He served as the chairman of the Japanese Immigration Centennial celebration of the Japanese immigrants to Brazil. When His Imperial Highness Crown Prince Naruhito visited Sao Paulo, President Uehara served as the guide to the Prince. He visited Tokyo in April this year and gave a talk at Hotel Okura. Ryukyu Shimpo reported that he said he would construct the Japan-Brazil Composite Center as the place most young men would like to take their lovers and where people can learn the Japanese culture from making Miso soup to enjoying the Noh Play. The center will be a twin-tower building of 20 floors, with a total space of 93,600 square meters, costing 70 million dollars. This project, however, is reportedly held in abeyance at the moment.
The Japanese immigrants totaled 250,000, combining 180,000 in pre-war days and 70,000 in post war days. Currently, Japanese-Brazilians total one and half million in Brazil.

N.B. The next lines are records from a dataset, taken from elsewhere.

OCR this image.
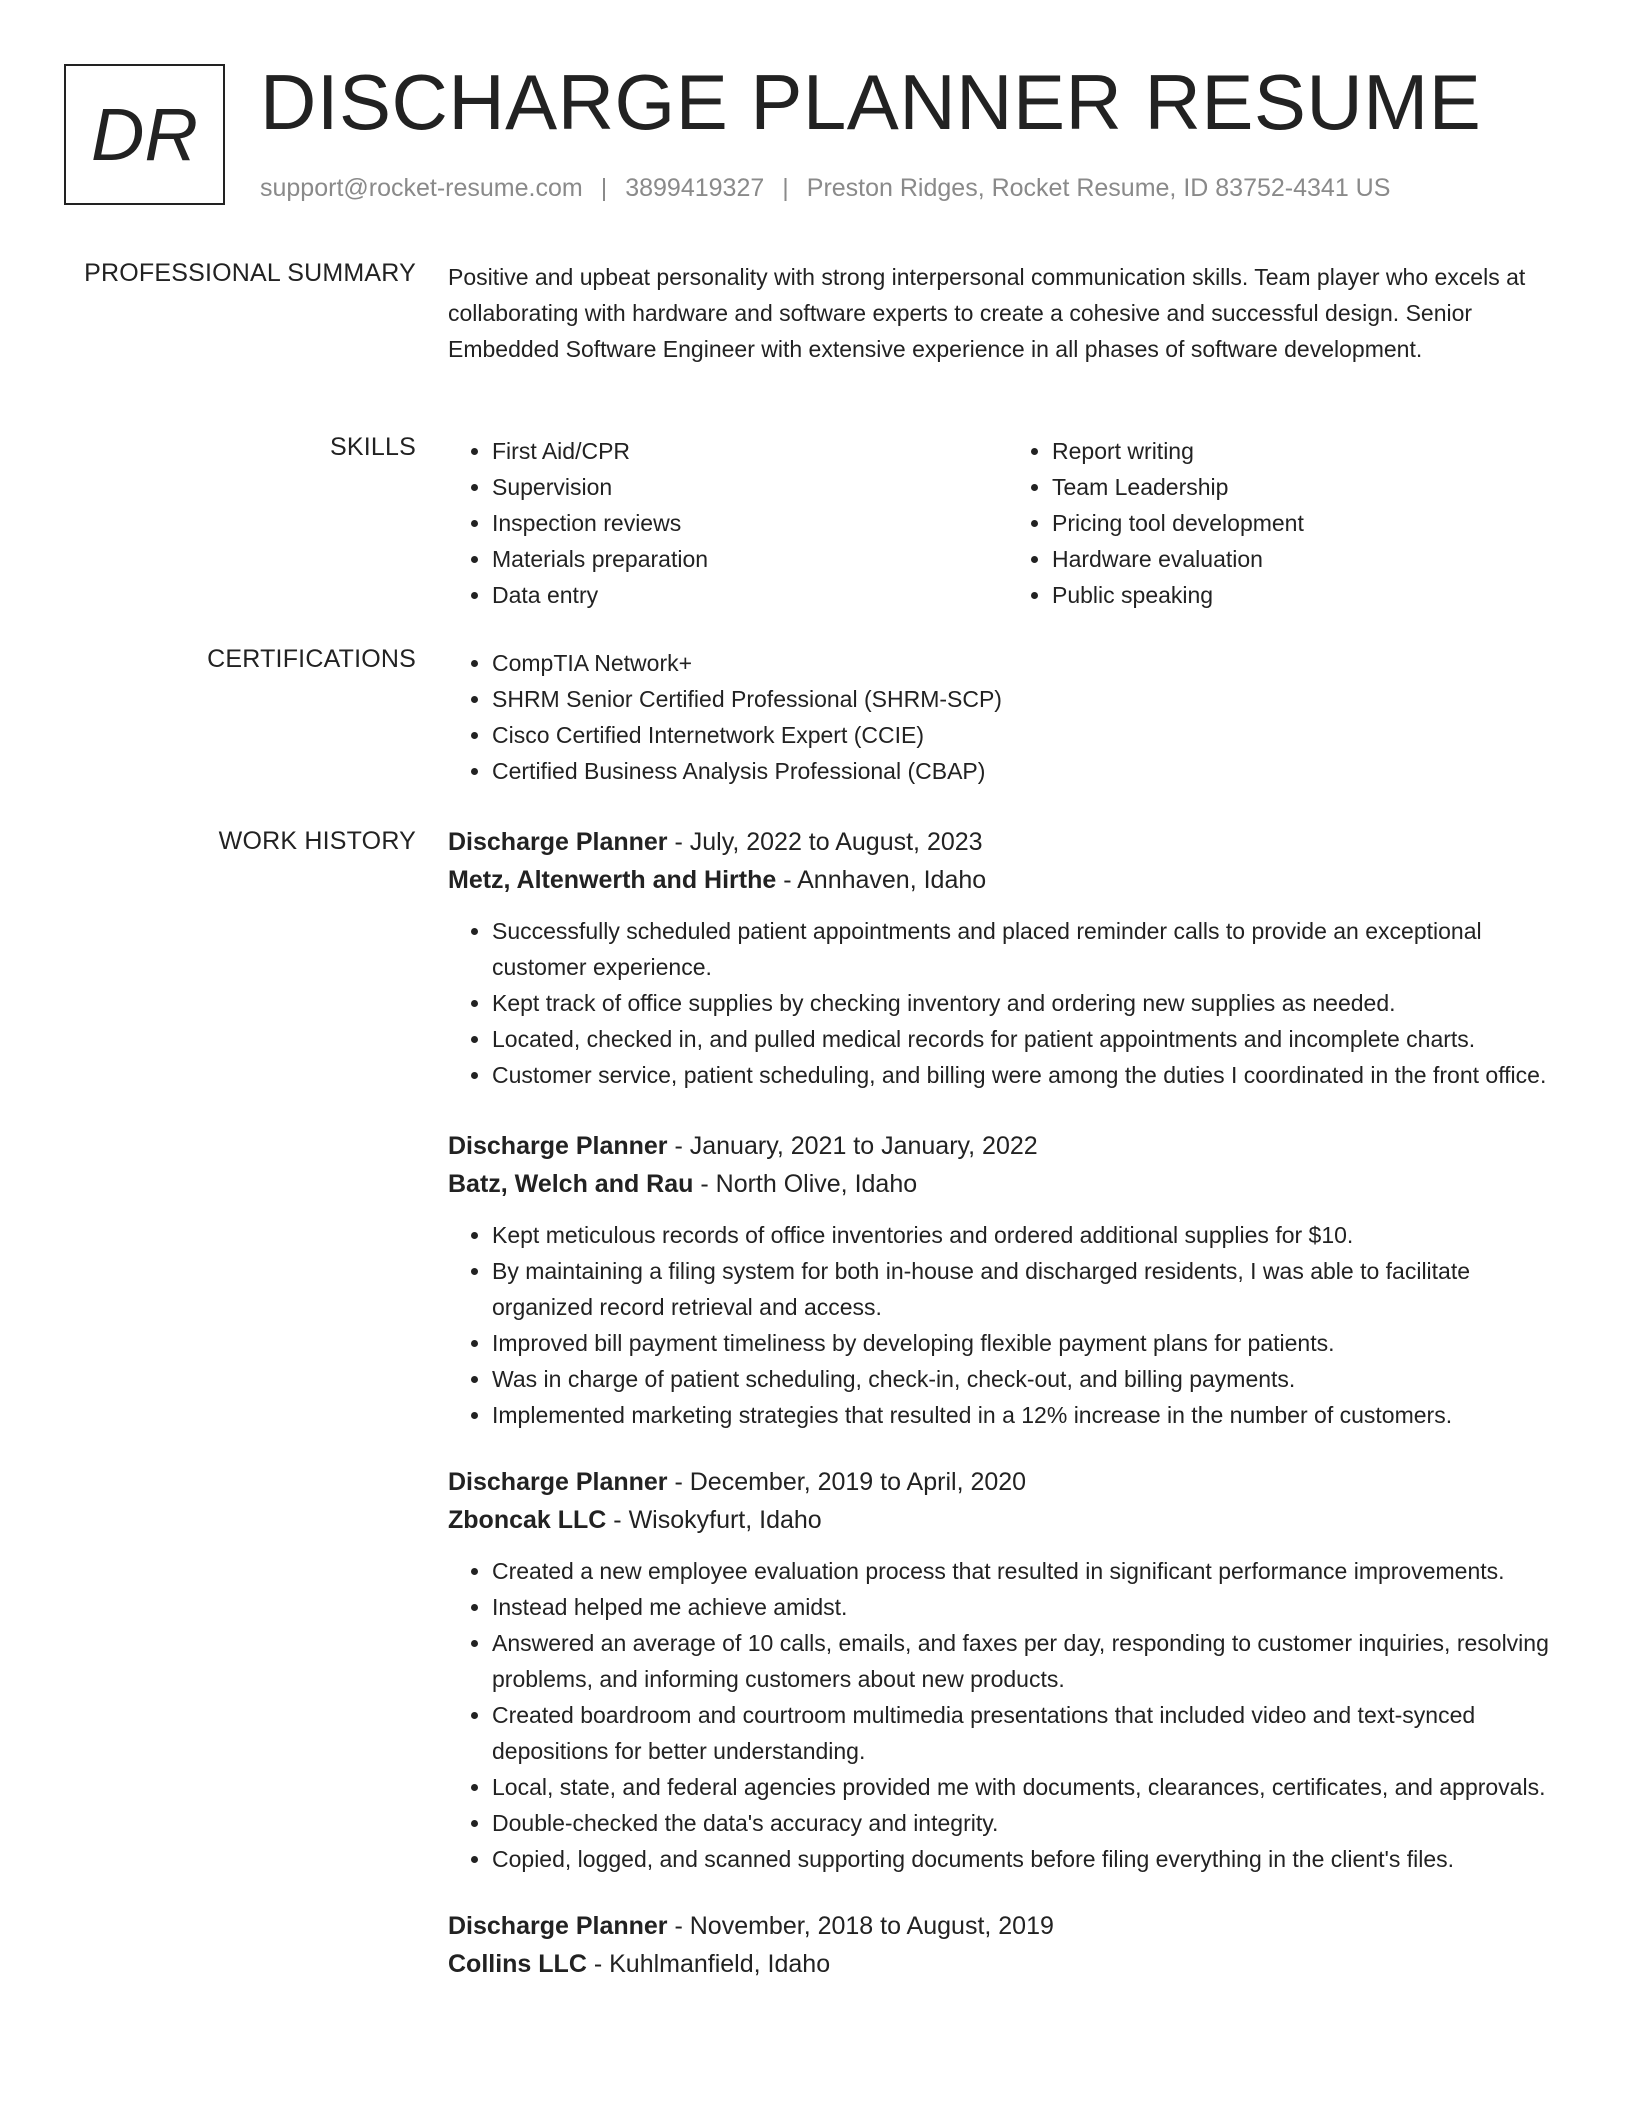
DR DISCHARGE PLANNER RESUME
support@rocket-resume.com | 3899419327 | Preston Ridges, Rocket Resume, ID 83752-4341 US
PROFESSIONAL SUMMARY Positive and upbeat personality with strong interpersonal communication skills. Team player who excels at collaborating with hardware and software experts to create a cohesive and successful design. Senior Embedded Software Engineer with extensive experience in all phases of software development.

SKILLS	• First Aid/CPR
• Supervision
• Inspection reviews
• Materials preparation
• Data entry
• Report writing
• Team Leadership
• Pricing tool development
• Hardware evaluation
• Public speaking
CERTIFICATIONS	• CompTIA Network+
• SHRM Senior Certified Professional (SHRM-SCP)
• Cisco Certified Internetwork Expert (CCIE)
• Certified Business Analysis Professional (CBAP)
WORK HISTORY Discharge Planner - July, 2022 to August, 2023
Metz, Altenwerth and Hirthe - Annhaven, Idaho
• Successfully scheduled patient appointments and placed reminder calls to provide an exceptional customer experience.
• Kept track of office supplies by checking inventory and ordering new supplies as needed.
• Located, checked in, and pulled medical records for patient appointments and incomplete charts.
• Customer service, patient scheduling, and billing were among the duties I coordinated in the front office.
Discharge Planner - January, 2021 to January, 2022
Batz, Welch and Rau - North Olive, Idaho
• Kept meticulous records of office inventories and ordered additional supplies for $10.
• By maintaining a filing system for both in-house and discharged residents, I was able to facilitate organized record retrieval and access.
• Improved bill payment timeliness by developing flexible payment plans for patients.
• Was in charge of patient scheduling, check-in, check-out, and billing payments.
• Implemented marketing strategies that resulted in a 12% increase in the number of customers.
Discharge Planner - December, 2019 to April, 2020
Zboncak LLC - Wisokyfurt, Idaho
• Created a new employee evaluation process that resulted in significant performance improvements.
• Instead helped me achieve amidst.
• Answered an average of 10 calls, emails, and faxes per day, responding to customer inquiries, resolving problems, and informing customers about new products.
• Created boardroom and courtroom multimedia presentations that included video and text-synced depositions for better understanding.
• Local, state, and federal agencies provided me with documents, clearances, certificates, and approvals.
• Double-checked the data's accuracy and integrity.
• Copied, logged, and scanned supporting documents before filing everything in the client's files.
Discharge Planner - November, 2018 to August, 2019
Collins LLC - Kuhlmanfield, Idaho
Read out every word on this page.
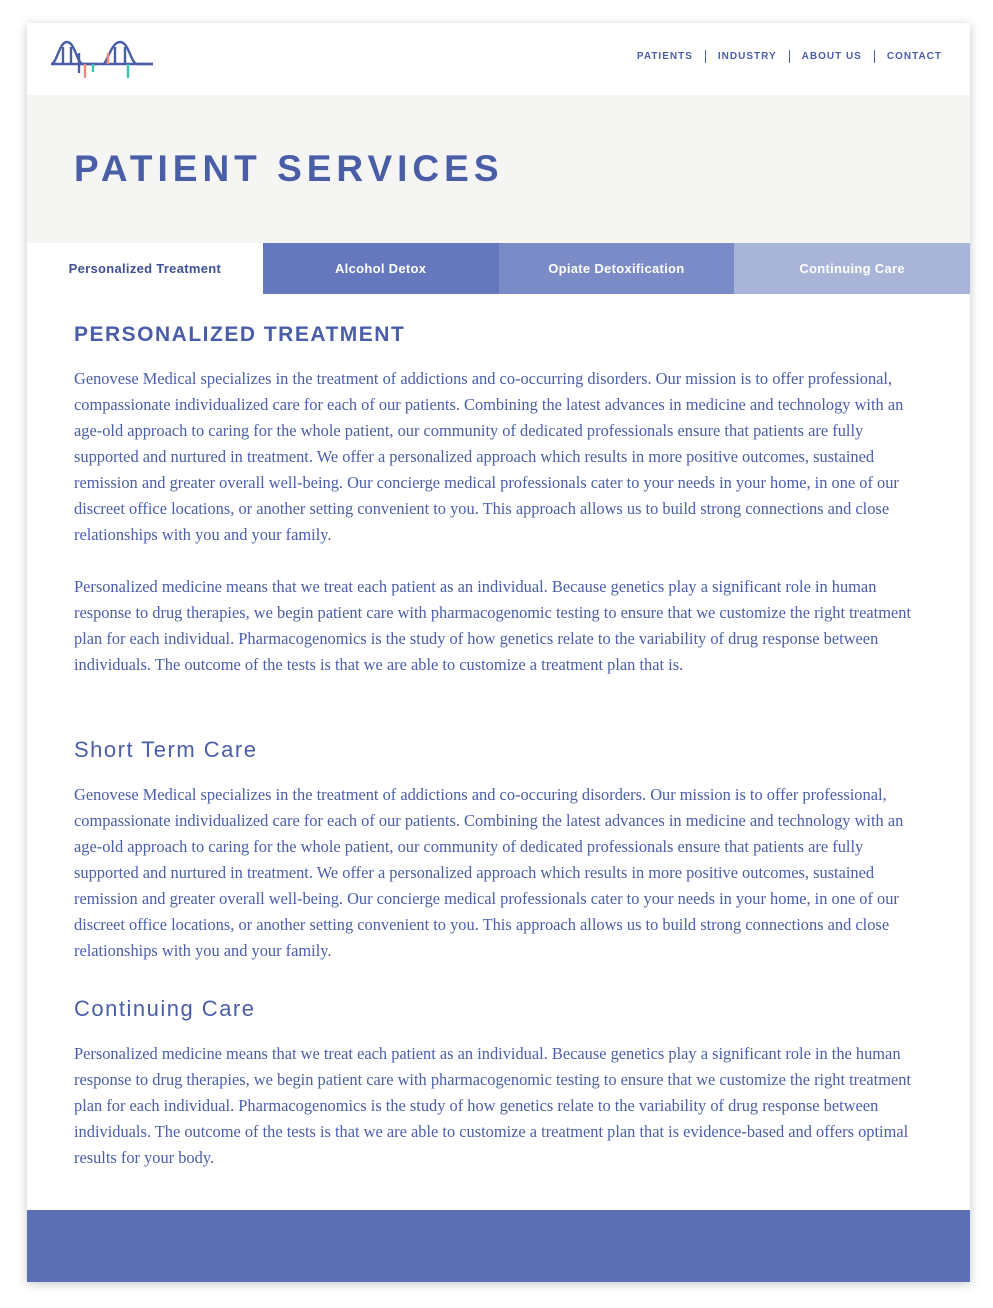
PATIENTS	INDUSTRY	ABOUT US	CONTACT
PATIENT SERVICES
Personalized Treatment	Alcohol Detox	Opiate Detoxification	Continuing Care
PERSONALIZED TREATMENT

Genovese Medical specializes in the treatment of addictions and co-occurring disorders. Our mission is to offer professional, compassionate individualized care for each of our patients. Combining the latest advances in medicine and technology with an age-old approach to caring for the whole patient, our community of dedicated professionals ensure that patients are fully supported and nurtured in treatment. We offer a personalized approach which results in more positive outcomes, sustained remission and greater overall well-being. Our concierge medical professionals cater to your needs in your home, in one of our discreet office locations, or another setting convenient to you. This approach allows us to build strong connections and close relationships with you and your family.

Personalized medicine means that we treat each patient as an individual. Because genetics play a significant role in human response to drug therapies, we begin patient care with pharmacogenomic testing to ensure that we customize the right treatment plan for each individual. Pharmacogenomics is the study of how genetics relate to the variability of drug response between individuals. The outcome of the tests is that we are able to customize a treatment plan that is.

Short Term Care

Genovese Medical specializes in the treatment of addictions and co-occuring disorders. Our mission is to offer professional, compassionate individualized care for each of our patients. Combining the latest advances in medicine and technology with an age-old approach to caring for the whole patient, our community of dedicated professionals ensure that patients are fully supported and nurtured in treatment. We offer a personalized approach which results in more positive outcomes, sustained remission and greater overall well-being. Our concierge medical professionals cater to your needs in your home, in one of our discreet office locations, or another setting convenient to you. This approach allows us to build strong connections and close relationships with you and your family.

Continuing Care

Personalized medicine means that we treat each patient as an individual. Because genetics play a significant role in the human response to drug therapies, we begin patient care with pharmacogenomic testing to ensure that we customize the right treatment plan for each individual. Pharmacogenomics is the study of how genetics relate to the variability of drug response between individuals. The outcome of the tests is that we are able to customize a treatment plan that is evidence-based and offers optimal results for your body.
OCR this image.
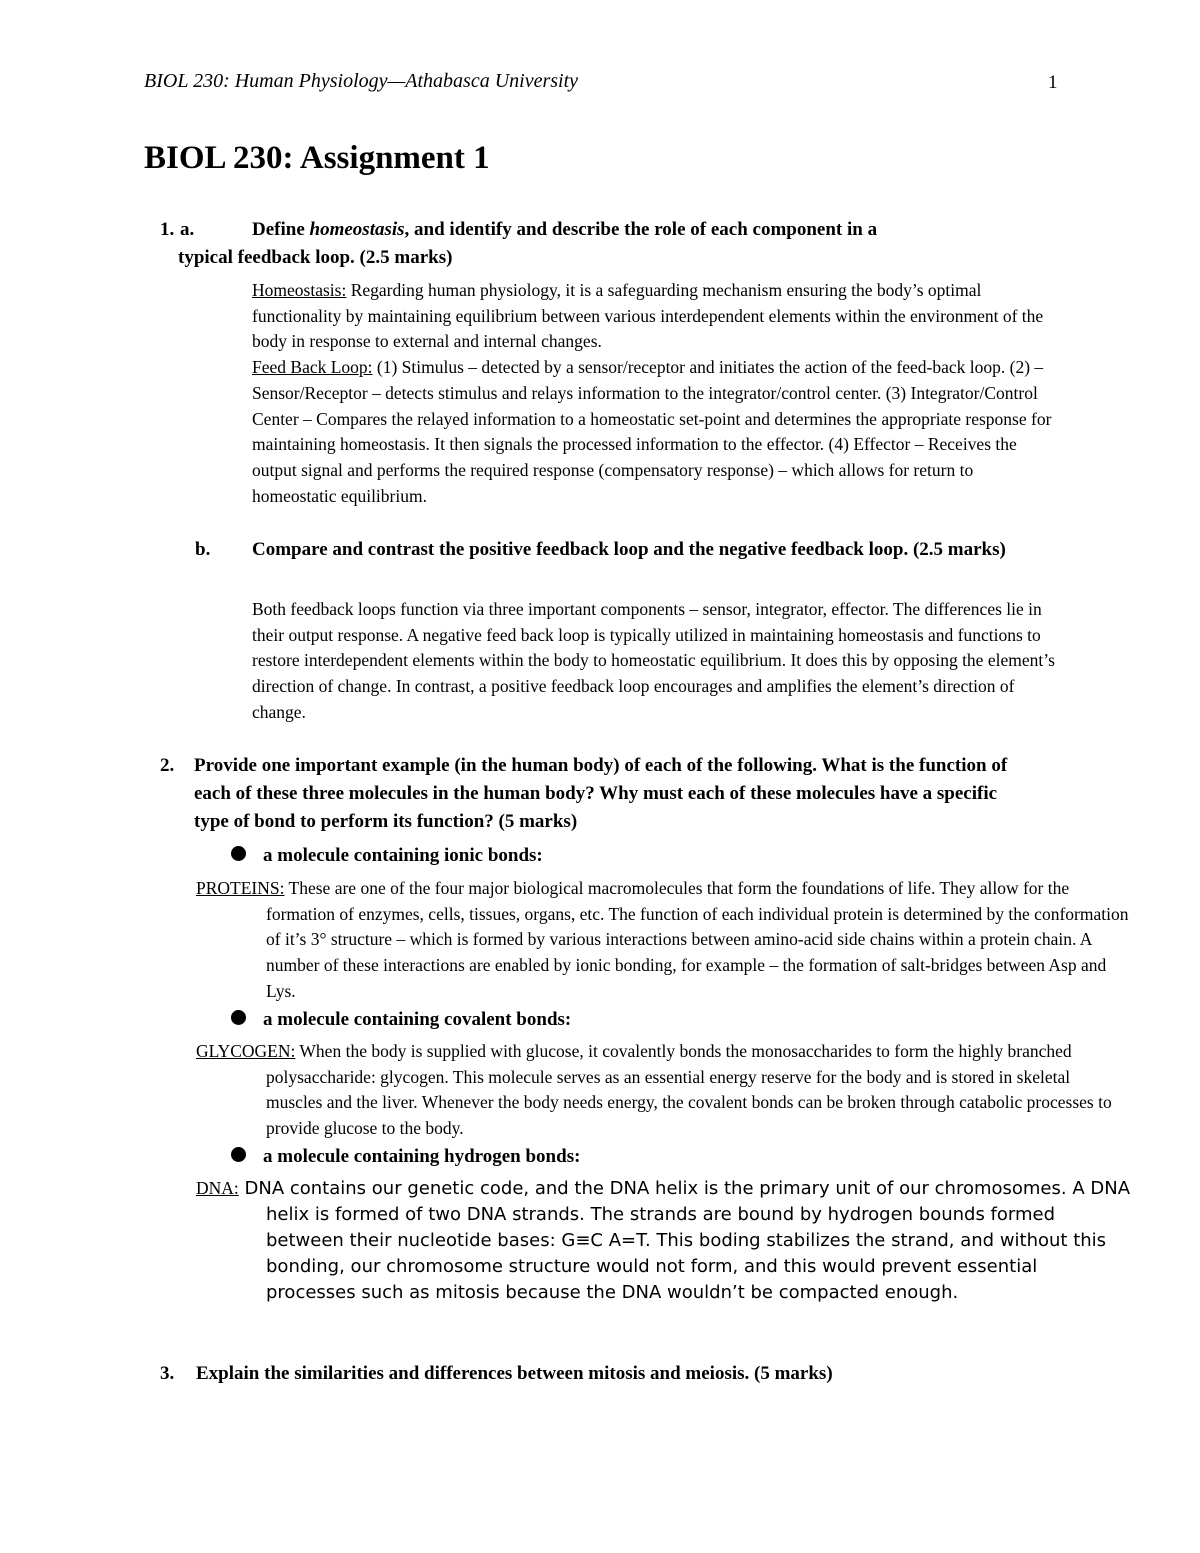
BIOL 230: Human Physiology—Athabasca University	1
BIOL 230: Assignment 1
1. a.	Define homeostasis, and identify and describe the role of each component in a
typical feedback loop. (2.5 marks)
Homeostasis: Regarding human physiology, it is a safeguarding mechanism ensuring the body’s optimal functionality by maintaining equilibrium between various interdependent elements within the environment of the body in response to external and internal changes.
Feed Back Loop: (1) Stimulus – detected by a sensor/receptor and initiates the action of the feed-back loop. (2) – Sensor/Receptor – detects stimulus and relays information to the integrator/control center. (3) Integrator/Control Center – Compares the relayed information to a homeostatic set-point and determines the appropriate response for maintaining homeostasis. It then signals the processed information to the effector. (4) Effector – Receives the output signal and performs the required response (compensatory response) – which allows for return to homeostatic equilibrium.
b. Compare and contrast the positive feedback loop and the negative feedback loop. (2.5 marks)
Both feedback loops function via three important components – sensor, integrator, effector. The differences lie in their output response. A negative feed back loop is typically utilized in maintaining homeostasis and functions to restore interdependent elements within the body to homeostatic equilibrium. It does this by opposing the element’s direction of change. In contrast, a positive feedback loop encourages and amplifies the element’s direction of change.
2. Provide one important example (in the human body) of each of the following. What is the function of each of these three molecules in the human body? Why must each of these molecules have a specific type of bond to perform its function? (5 marks)
a molecule containing ionic bonds:
PROTEINS: These are one of the four major biological macromolecules that form the foundations of life. They allow for the formation of enzymes, cells, tissues, organs, etc. The function of each individual protein is determined by the conformation of it’s 3° structure – which is formed by various interactions between amino-acid side chains within a protein chain. A number of these interactions are enabled by ionic bonding, for example – the formation of salt-bridges between Asp and Lys.
a molecule containing covalent bonds:
GLYCOGEN: When the body is supplied with glucose, it covalently bonds the monosaccharides to form the highly branched polysaccharide: glycogen. This molecule serves as an essential energy reserve for the body and is stored in skeletal muscles and the liver. Whenever the body needs energy, the covalent bonds can be broken through catabolic processes to provide glucose to the body.
a molecule containing hydrogen bonds:
DNA: DNA contains our genetic code, and the DNA helix is the primary unit of our chromosomes. A DNA helix is formed of two DNA strands. The strands are bound by hydrogen bounds formed between their nucleotide bases: G≡C A=T. This boding stabilizes the strand, and without this bonding, our chromosome structure would not form, and this would prevent essential processes such as mitosis because the DNA wouldn’t be compacted enough.
3. Explain the similarities and differences between mitosis and meiosis. (5 marks)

In 2000, I had a chance to tour the Itaipu dam. The dam's structures stretch almost 9 kilometers and reach a height of more than 200 meters. The generating capacity is 12,600 megawatts - enough to supply both a quarter of Brazil's electricity needs and 90% of Paraguay. The reservoir is twice the size of Biwa Lake of Japan. It's a wonder of the modern world. I bought a Itaipu cap to wear on the day of the visit, and went around by an Itaipu courtesy bus. I remember the tour-guide emphasized their care for the environment and caution they exercised in protecting nature as is. There was a place where I straddled the border between Brazil and Paraguay.